Membiayai Bisnis Kecil Anda

Istilah umum dalam keuangan tetapi yang jarang digunakan dalam bisnis adalah “pembajakan.”

Plowback mengambil semua atau sebagian dari laba ditahan (laba) dan pada dasarnya membajaknya kembali di perusahaan untuk modal kerja (seperti inventaris dan pembelian material), overhead (seperti pemasaran atau R&D) atau pembelian modal (seperti pabrik baru dan peralatan) – item yang biasanya dibiayai melalui akuisisi modal luar seperti utang atau ekuitas.

Dengan opsi peningkatan modal berkurang dari hari ke hari, menemukan arus kas tambahan dalam bisnis telah menjadi satu-satunya faktor yang bertahan  yang ditinggalkan Peluang Bisnis Yang Menguntungkan oleh banyak perusahaan kecil dan berkembang, terlepas dari ekonomi, menjadi sesuatu yang dipraktikkan semua bisnis dengan kuat.

Pikirkan seperti ini:

Katakanlah bisnis Anda menghasilkan pendapatan $ 150.000 setiap tahun dan itu mengeluarkan biaya langsung dan tetap $ 150.000 yang sama – membuat perusahaan hanya memiliki sedikit atau tidak ada laba ditahan. Sekarang, tahun ini perusahaan perlu membeli peralatan baru seharga $ 15.000.

Peralatan baru ini akan meningkatkan efisiensi perusahaan dan mengurangi biaya langsung keseluruhannya dengan gabungan bersih 5% per tahun selama tiga tahun ke depan (masa manfaat peralatan).

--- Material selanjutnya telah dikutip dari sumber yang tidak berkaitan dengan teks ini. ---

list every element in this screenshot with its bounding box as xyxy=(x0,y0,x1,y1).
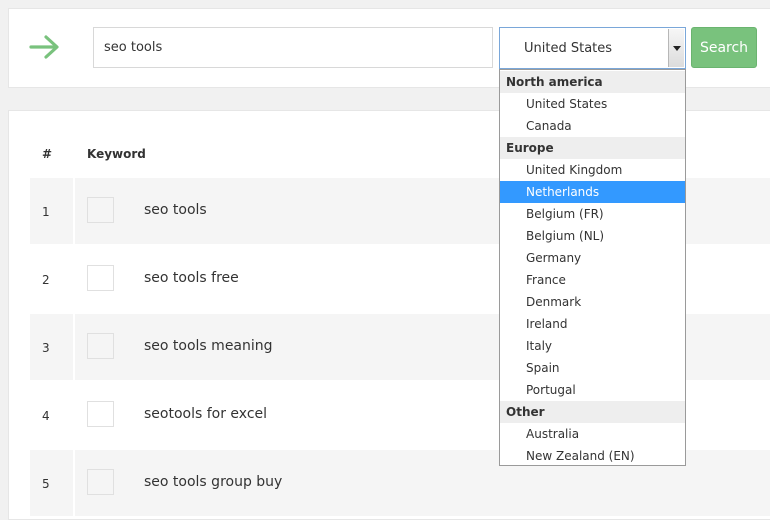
row-checkbox[interactable] xyxy=(87,333,114,359)
option-france[interactable]: France xyxy=(500,269,685,291)
group-label-other: Other xyxy=(500,401,685,423)
option-australia[interactable]: Australia xyxy=(500,423,685,445)
row-keyword: seo tools xyxy=(144,202,207,218)
row-number: 3 xyxy=(42,341,50,355)
search-button[interactable]: Search xyxy=(691,27,757,68)
option-united-states[interactable]: United States xyxy=(500,93,685,115)
option-belgium-nl[interactable]: Belgium (NL) xyxy=(500,225,685,247)
option-netherlands[interactable]: Netherlands xyxy=(500,181,685,203)
row-number: 5 xyxy=(42,477,50,491)
row-keyword: seo tools free xyxy=(144,270,239,286)
option-spain[interactable]: Spain xyxy=(500,357,685,379)
option-denmark[interactable]: Denmark xyxy=(500,291,685,313)
option-germany[interactable]: Germany xyxy=(500,247,685,269)
group-label-europe: Europe xyxy=(500,137,685,159)
row-keyword: seo tools group buy xyxy=(144,474,283,490)
row-number: 1 xyxy=(42,205,50,219)
row-number: 4 xyxy=(42,409,50,423)
option-united-kingdom[interactable]: United Kingdom xyxy=(500,159,685,181)
row-keyword: seotools for excel xyxy=(144,406,268,422)
row-checkbox[interactable] xyxy=(87,469,114,495)
chevron-down-icon xyxy=(673,46,681,51)
group-label-north-america: North america xyxy=(500,71,685,93)
option-belgium-fr[interactable]: Belgium (FR) xyxy=(500,203,685,225)
keyword-search-input[interactable] xyxy=(93,27,493,68)
row-checkbox[interactable] xyxy=(87,197,114,223)
country-select-value: United States xyxy=(524,41,613,56)
option-italy[interactable]: Italy xyxy=(500,335,685,357)
row-checkbox[interactable] xyxy=(87,265,114,291)
option-new-zealand-en[interactable]: New Zealand (EN) xyxy=(500,445,685,467)
option-ireland[interactable]: Ireland xyxy=(500,313,685,335)
row-checkbox[interactable] xyxy=(87,401,114,427)
option-portugal[interactable]: Portugal xyxy=(500,379,685,401)
column-header-number: # xyxy=(42,147,53,161)
arrow-right-icon xyxy=(29,35,59,59)
country-select[interactable]: United States xyxy=(499,27,686,69)
column-header-keyword: Keyword xyxy=(87,147,146,161)
country-dropdown-list: North america United States Canada Europ… xyxy=(499,69,686,466)
row-keyword: seo tools meaning xyxy=(144,338,273,354)
option-canada[interactable]: Canada xyxy=(500,115,685,137)
select-toggle-button[interactable] xyxy=(668,29,684,67)
row-number: 2 xyxy=(42,273,50,287)
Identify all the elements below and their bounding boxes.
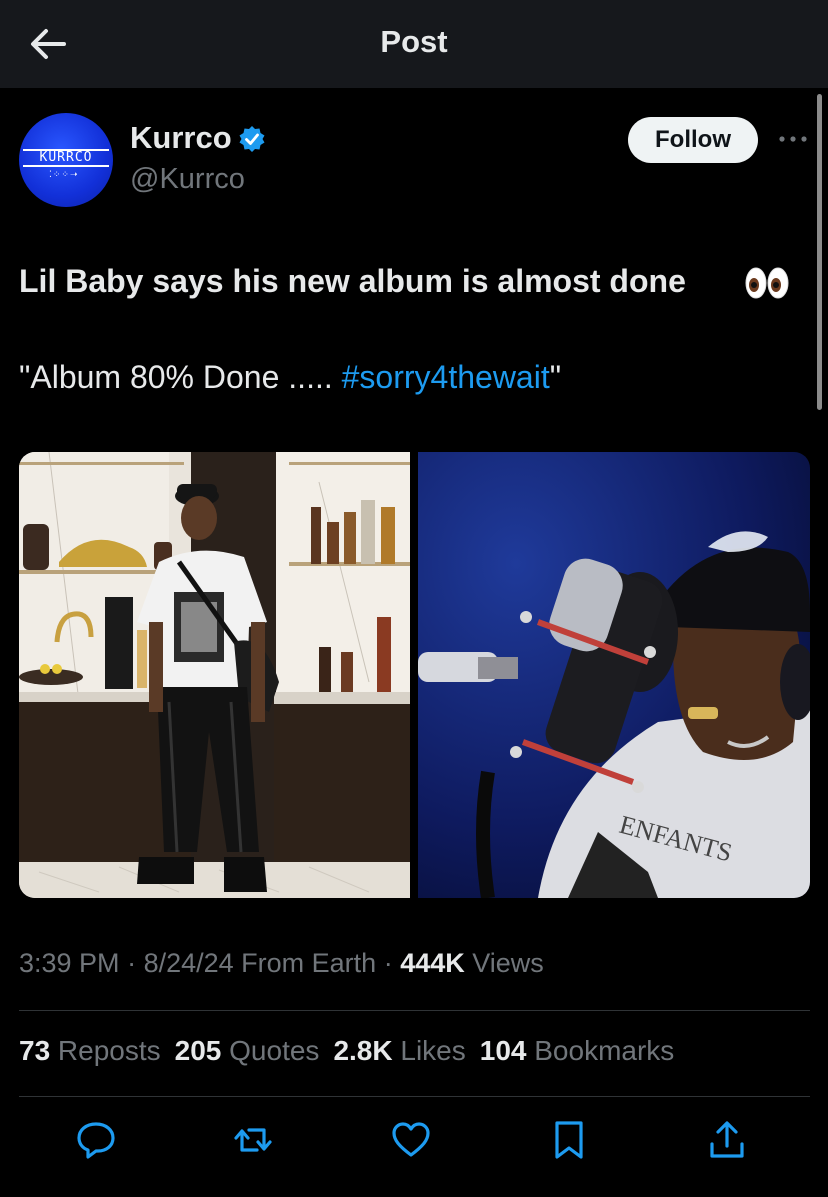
- quotes-count: 205: [174, 1035, 222, 1066]
- photo-man-in-kitchen: [19, 452, 410, 898]
- author-handle[interactable]: @Kurrco: [130, 163, 245, 196]
- tweet-text-line2: "Album 80% Done ..... #sorry4thewait": [19, 359, 561, 396]
- like-icon[interactable]: [391, 1120, 431, 1160]
- tweet-time[interactable]: 3:39 PM: [19, 948, 120, 978]
- avatar-logo-dots: ⁚⁘⁘➝: [49, 169, 79, 179]
- meta-separator: ·: [119, 948, 144, 978]
- scrollbar[interactable]: [817, 94, 822, 410]
- reposts-count: 73: [19, 1035, 51, 1066]
- quotes-stat[interactable]: 205 Quotes: [175, 1035, 320, 1066]
- meta-separator: ·: [376, 948, 401, 978]
- reply-icon[interactable]: [76, 1120, 116, 1160]
- repost-icon[interactable]: [233, 1120, 273, 1160]
- avatar-logo: KURRCO: [23, 149, 109, 167]
- quotes-label: Quotes: [221, 1035, 320, 1066]
- more-icon[interactable]: [776, 124, 810, 154]
- share-icon[interactable]: [707, 1120, 747, 1160]
- views-count: 444K: [400, 948, 465, 978]
- bookmark-icon[interactable]: [549, 1120, 589, 1160]
- tweet-text-line1: Lil Baby says his new album is almost do…: [19, 263, 686, 299]
- bookmarks-label: Bookmarks: [526, 1035, 675, 1066]
- tweet-source: From Earth: [233, 948, 377, 978]
- hashtag-link[interactable]: #sorry4thewait: [342, 359, 550, 395]
- engagement-stats: 73 Reposts 205 Quotes 2.8K Likes 104 Bookma…: [19, 1035, 688, 1067]
- bookmarks-count: 104: [479, 1035, 527, 1066]
- page-title: Post: [380, 24, 448, 59]
- follow-button[interactable]: Follow: [628, 117, 758, 163]
- tweet-metadata: 3:39 PM · 8/24/24 From Earth · 444K View…: [19, 948, 544, 979]
- divider: [19, 1010, 810, 1011]
- photo-man-recording-mic: ENFANTS: [418, 452, 810, 898]
- reposts-label: Reposts: [50, 1035, 161, 1066]
- top-bar: Post: [0, 0, 828, 88]
- likes-count: 2.8K: [333, 1035, 393, 1066]
- verified-badge-icon: [239, 126, 265, 152]
- quote-text: "Album 80% Done .....: [19, 359, 342, 395]
- media-image-right[interactable]: ENFANTS: [418, 452, 810, 898]
- author-name[interactable]: Kurrco: [130, 120, 232, 156]
- views-label: Views: [464, 948, 544, 978]
- quote-close: ": [549, 359, 562, 395]
- eyes-emoji: [745, 267, 789, 299]
- reposts-stat[interactable]: 73 Reposts: [19, 1035, 161, 1066]
- bookmarks-stat[interactable]: 104 Bookmarks: [480, 1035, 675, 1066]
- avatar[interactable]: KURRCO ⁚⁘⁘➝: [19, 113, 113, 207]
- likes-label: Likes: [392, 1035, 466, 1066]
- tweet-date[interactable]: 8/24/24: [144, 948, 234, 978]
- media-image-left[interactable]: [19, 452, 410, 898]
- divider: [19, 1096, 810, 1097]
- likes-stat[interactable]: 2.8K Likes: [333, 1035, 465, 1066]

Ini berarti bahwa setelah peralatan dibeli, tidak mengubah apa pun, perusahaan harus dapat merealisasikan pendapatan bersih (laba) sebesar 5% atau $ 7.500 per tahun. Meskipun tidak banyak, lebih dari apa yang telah disadari oleh perusahaan hingga saat ini.

Tetapi, perusahaan tidak memiliki uang tunai untuk melakukan pembelian ini dan dengan demikian, harus meminjam $ 15.000.

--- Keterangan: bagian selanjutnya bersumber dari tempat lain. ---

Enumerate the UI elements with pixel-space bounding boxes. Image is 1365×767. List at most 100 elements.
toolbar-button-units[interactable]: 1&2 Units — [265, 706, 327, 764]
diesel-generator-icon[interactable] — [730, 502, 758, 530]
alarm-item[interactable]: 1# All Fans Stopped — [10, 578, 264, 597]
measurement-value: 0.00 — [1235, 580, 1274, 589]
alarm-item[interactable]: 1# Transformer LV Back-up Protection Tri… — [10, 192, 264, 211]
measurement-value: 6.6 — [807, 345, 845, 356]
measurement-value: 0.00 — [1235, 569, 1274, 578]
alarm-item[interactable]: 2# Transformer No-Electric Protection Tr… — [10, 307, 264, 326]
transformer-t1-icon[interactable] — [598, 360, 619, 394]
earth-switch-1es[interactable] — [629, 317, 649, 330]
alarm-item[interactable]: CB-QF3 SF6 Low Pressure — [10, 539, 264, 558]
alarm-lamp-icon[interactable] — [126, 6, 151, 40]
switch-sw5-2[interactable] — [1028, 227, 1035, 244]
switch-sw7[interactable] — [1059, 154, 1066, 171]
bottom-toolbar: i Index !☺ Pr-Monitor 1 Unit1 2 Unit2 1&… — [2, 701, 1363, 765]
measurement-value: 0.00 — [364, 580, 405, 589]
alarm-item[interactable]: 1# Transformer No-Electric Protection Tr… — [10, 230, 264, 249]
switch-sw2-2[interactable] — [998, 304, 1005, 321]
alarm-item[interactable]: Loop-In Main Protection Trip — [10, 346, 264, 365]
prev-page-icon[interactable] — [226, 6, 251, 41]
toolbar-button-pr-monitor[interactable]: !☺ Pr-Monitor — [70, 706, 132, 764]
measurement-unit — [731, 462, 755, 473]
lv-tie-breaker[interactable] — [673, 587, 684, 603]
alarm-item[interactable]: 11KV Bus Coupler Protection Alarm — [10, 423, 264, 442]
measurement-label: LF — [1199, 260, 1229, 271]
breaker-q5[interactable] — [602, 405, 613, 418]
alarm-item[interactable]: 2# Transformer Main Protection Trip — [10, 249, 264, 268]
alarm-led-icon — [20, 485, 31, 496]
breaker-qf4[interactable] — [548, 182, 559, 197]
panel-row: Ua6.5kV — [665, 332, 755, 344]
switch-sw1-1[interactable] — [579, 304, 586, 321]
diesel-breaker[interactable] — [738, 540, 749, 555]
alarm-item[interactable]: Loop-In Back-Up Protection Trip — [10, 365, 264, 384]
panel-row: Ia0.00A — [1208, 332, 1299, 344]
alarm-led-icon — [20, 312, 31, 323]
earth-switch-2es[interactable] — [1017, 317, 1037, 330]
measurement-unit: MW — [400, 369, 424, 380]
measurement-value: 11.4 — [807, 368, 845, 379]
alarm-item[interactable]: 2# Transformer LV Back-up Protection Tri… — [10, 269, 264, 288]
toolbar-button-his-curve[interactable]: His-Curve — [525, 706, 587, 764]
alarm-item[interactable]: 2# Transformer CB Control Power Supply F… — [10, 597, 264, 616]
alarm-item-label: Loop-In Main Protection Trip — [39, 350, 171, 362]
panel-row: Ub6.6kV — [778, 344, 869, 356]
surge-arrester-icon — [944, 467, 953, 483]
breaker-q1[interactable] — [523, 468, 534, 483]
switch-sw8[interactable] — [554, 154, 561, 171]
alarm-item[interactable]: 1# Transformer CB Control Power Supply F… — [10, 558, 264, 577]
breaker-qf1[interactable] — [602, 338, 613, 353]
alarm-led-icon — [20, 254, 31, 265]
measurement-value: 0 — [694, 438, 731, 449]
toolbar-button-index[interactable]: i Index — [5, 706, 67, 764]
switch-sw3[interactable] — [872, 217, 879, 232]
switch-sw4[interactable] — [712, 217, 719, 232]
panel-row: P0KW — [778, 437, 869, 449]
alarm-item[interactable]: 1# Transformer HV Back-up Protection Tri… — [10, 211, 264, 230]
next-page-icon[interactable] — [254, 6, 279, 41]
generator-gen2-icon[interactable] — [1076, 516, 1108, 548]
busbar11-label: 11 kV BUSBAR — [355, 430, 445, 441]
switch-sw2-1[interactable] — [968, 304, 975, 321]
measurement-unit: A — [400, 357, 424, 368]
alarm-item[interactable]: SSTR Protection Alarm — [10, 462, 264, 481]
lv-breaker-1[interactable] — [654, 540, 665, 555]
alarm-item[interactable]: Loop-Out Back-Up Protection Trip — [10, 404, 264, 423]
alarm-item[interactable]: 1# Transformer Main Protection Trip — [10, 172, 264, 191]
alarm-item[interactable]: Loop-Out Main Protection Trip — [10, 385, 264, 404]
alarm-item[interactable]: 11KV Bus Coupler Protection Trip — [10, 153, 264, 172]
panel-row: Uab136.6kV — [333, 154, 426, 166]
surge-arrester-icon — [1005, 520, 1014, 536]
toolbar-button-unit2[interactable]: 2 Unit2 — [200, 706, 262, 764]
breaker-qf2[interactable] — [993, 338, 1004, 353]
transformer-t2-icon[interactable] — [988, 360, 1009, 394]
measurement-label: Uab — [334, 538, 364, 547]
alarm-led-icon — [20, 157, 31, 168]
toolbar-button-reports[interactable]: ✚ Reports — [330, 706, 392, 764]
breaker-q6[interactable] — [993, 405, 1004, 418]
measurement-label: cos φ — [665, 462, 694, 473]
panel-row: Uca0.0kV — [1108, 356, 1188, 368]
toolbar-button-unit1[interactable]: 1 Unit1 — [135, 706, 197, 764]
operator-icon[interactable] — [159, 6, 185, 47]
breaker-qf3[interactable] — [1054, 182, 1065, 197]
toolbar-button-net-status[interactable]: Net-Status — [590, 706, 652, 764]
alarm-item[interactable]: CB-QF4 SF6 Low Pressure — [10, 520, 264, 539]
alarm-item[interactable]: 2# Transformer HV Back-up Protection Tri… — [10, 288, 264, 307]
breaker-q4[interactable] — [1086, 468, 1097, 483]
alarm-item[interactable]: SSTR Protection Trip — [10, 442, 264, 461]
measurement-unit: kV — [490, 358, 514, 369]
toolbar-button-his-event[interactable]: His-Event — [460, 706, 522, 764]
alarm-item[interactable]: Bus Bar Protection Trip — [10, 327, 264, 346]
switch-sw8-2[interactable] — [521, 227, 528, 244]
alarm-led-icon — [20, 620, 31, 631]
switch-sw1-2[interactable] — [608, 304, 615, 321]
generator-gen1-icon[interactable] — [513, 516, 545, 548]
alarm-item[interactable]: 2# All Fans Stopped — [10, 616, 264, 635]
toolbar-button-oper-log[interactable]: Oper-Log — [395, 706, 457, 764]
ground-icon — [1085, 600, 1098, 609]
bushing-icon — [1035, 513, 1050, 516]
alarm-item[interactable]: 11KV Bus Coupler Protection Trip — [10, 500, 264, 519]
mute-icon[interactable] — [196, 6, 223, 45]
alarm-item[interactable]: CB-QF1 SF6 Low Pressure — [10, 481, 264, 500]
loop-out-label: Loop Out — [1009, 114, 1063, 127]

Sekarang ingat, perusahaan tidak menghasilkan keuntungan saat ini – baik laba bersih maupun laba operasi – keuntungan yang akan digunakan untuk Peluang bisnis modal kecil melakukan pembayaran pinjaman. Jadi, jika (dan itu adalah “JIKA” besar) – jika perusahaan bisa mendapatkan pemberi pinjaman untuk meminjamkan dana-dana itu akan memakan penghematan 5% selama pinjaman itu beredar.

Katakanlah pemberi pinjaman setuju dan memberikan pinjaman selama 36 bulan dengan 10%. Pinjaman itu akan membebani perusahaan $ 484 per bulan atau $ 5.809 per tahun. Ambil ini dari $ 7.500 dalam tabungan dan perusahaan dibiarkan dengan laba bersih belaka $ 1.700 per tahun.

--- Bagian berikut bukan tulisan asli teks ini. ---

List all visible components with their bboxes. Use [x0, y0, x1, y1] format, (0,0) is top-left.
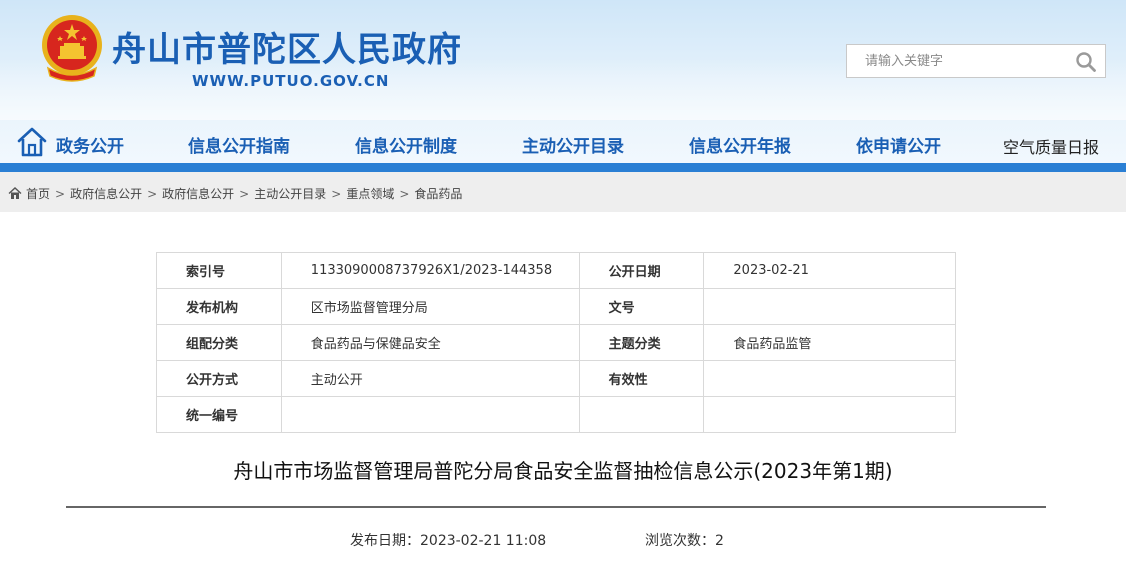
value-topic: 食品药品监管	[703, 324, 956, 361]
table-row: 组配分类 食品药品与保健品安全 主题分类 食品药品监管	[156, 324, 956, 361]
document-info-table: 索引号 1133090008737926X1/2023-144358 公开日期 …	[156, 252, 956, 433]
breadcrumb-separator: >	[55, 186, 66, 201]
breadcrumb-separator: >	[331, 186, 342, 201]
label-publish-date: 公开日期	[578, 252, 705, 289]
site-title[interactable]: 舟山市普陀区人民政府	[112, 22, 462, 71]
breadcrumb-key-areas[interactable]: 重点领域	[346, 185, 394, 202]
table-row: 索引号 1133090008737926X1/2023-144358 公开日期 …	[156, 252, 956, 289]
value-disclosure-method: 主动公开	[280, 360, 580, 397]
article-view-count: 浏览次数：2	[645, 533, 724, 549]
article-title: 舟山市市场监督管理局普陀分局食品安全监督抽检信息公示(2023年第1期)	[233, 459, 893, 483]
breadcrumb-home[interactable]: 首页	[26, 185, 50, 202]
label-unified-number: 统一编号	[156, 396, 282, 433]
article-divider	[66, 506, 1046, 508]
nav-item-disclosure-guide[interactable]: 信息公开指南	[188, 132, 290, 157]
value-unified-number	[280, 396, 580, 433]
label-issuing-agency: 发布机构	[156, 288, 282, 325]
label-document-number: 文号	[578, 288, 705, 325]
value-publish-date: 2023-02-21	[703, 252, 956, 289]
nav-item-open-government[interactable]: 政务公开	[56, 132, 124, 157]
table-row: 公开方式 主动公开 有效性	[156, 360, 956, 397]
value-issuing-agency: 区市场监督管理分局	[280, 288, 580, 325]
nav-item-on-request[interactable]: 依申请公开	[856, 132, 941, 157]
site-url[interactable]: WWW.PUTUO.GOV.CN	[192, 72, 389, 90]
nav-item-air-quality[interactable]: 空气质量日报	[1003, 134, 1099, 158]
nav-divider-bar	[0, 163, 1126, 172]
label-category: 组配分类	[156, 324, 282, 361]
national-emblem-icon[interactable]	[38, 12, 106, 84]
table-row: 统一编号	[156, 396, 956, 433]
breadcrumb-proactive-catalog[interactable]: 主动公开目录	[254, 185, 326, 202]
table-row: 发布机构 区市场监督管理分局 文号	[156, 288, 956, 325]
search-icon[interactable]	[1075, 51, 1097, 73]
breadcrumb-separator: >	[399, 186, 410, 201]
nav-item-proactive-catalog[interactable]: 主动公开目录	[522, 132, 624, 157]
breadcrumb: 首页 > 政府信息公开 > 政府信息公开 > 主动公开目录 > 重点领域 > 食…	[0, 172, 1126, 212]
breadcrumb-gov-info-1[interactable]: 政府信息公开	[70, 185, 142, 202]
nav-item-disclosure-system[interactable]: 信息公开制度	[355, 132, 457, 157]
breadcrumb-gov-info-2[interactable]: 政府信息公开	[162, 185, 234, 202]
search-box	[846, 44, 1106, 78]
label-disclosure-method: 公开方式	[156, 360, 282, 397]
label-topic: 主题分类	[578, 324, 705, 361]
breadcrumb-separator: >	[239, 186, 250, 201]
value-empty	[703, 396, 956, 433]
search-input[interactable]	[847, 45, 1067, 77]
label-validity: 有效性	[578, 360, 705, 397]
value-document-number	[703, 288, 956, 325]
breadcrumb-home-icon	[8, 187, 22, 199]
value-index-number: 1133090008737926X1/2023-144358	[280, 252, 580, 289]
label-index-number: 索引号	[156, 252, 282, 289]
main-nav: 政务公开 信息公开指南 信息公开制度 主动公开目录 信息公开年报 依申请公开 空…	[0, 118, 1126, 164]
value-validity	[703, 360, 956, 397]
breadcrumb-separator: >	[147, 186, 158, 201]
breadcrumb-food-drug[interactable]: 食品药品	[414, 185, 462, 202]
value-category: 食品药品与保健品安全	[280, 324, 580, 361]
label-empty	[578, 396, 705, 433]
article-publish-date: 发布日期：2023-02-21 11:08	[350, 533, 547, 549]
nav-item-annual-report[interactable]: 信息公开年报	[689, 132, 791, 157]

Namun, katakanlah perusahaan mengambil pendekatan yang berbeda. Dalam hal ini, bisnis memeriksa semua biayanya – item baris demi item baris – dan menemukan penghematan rata-rata 10% pada biaya:

Ia menemukan bahwa ia dapat mengubah tenaga kerjanya menggunakan pekerja paruh waktu atau sementara daripada membayar karyawan penuh waktu untuk menganggur di antara pekerjaan.

Perusahaan merundingkan kembali kontraknya menjadi kontrak jangka panjang dengan tarif bulanan yang lebih rendah.

Ini meningkatkan persediaan massal dan pembelian material serta waktu pembeliannya untuk mengurangi biaya materialnya.

Ini mencari jalan pemasaran yang lebih baik, lebih bertarget yang memberikan hasil lebih baik dengan biaya lebih rendah.

Daftarnya berlanjut.

Bahkan, perusahaan mencari dan menemukan cara untuk mengurangi biaya semua pos biaya menemukan penghematan bersih untuk bisnis 10% per tahun.

Sekarang, perusahaan tidak hanya akan memiliki laba bersih atau laba ditahan 10% (atau $ 15.000 per tahun) tetapi dapat menggunakan dana itu untuk membeli peralatan secara langsung.

Dengan demikian, bisnis membeli peralatan (tanpa biaya pinjaman tambahan), menyadari penghematan 5% dari pembelian itu untuk tiga tahun ke depan dan MASIH terus menyadari peningkatan biaya 10% untuk kehidupan perusahaan. Ini adalah win / win untuk perusahaan.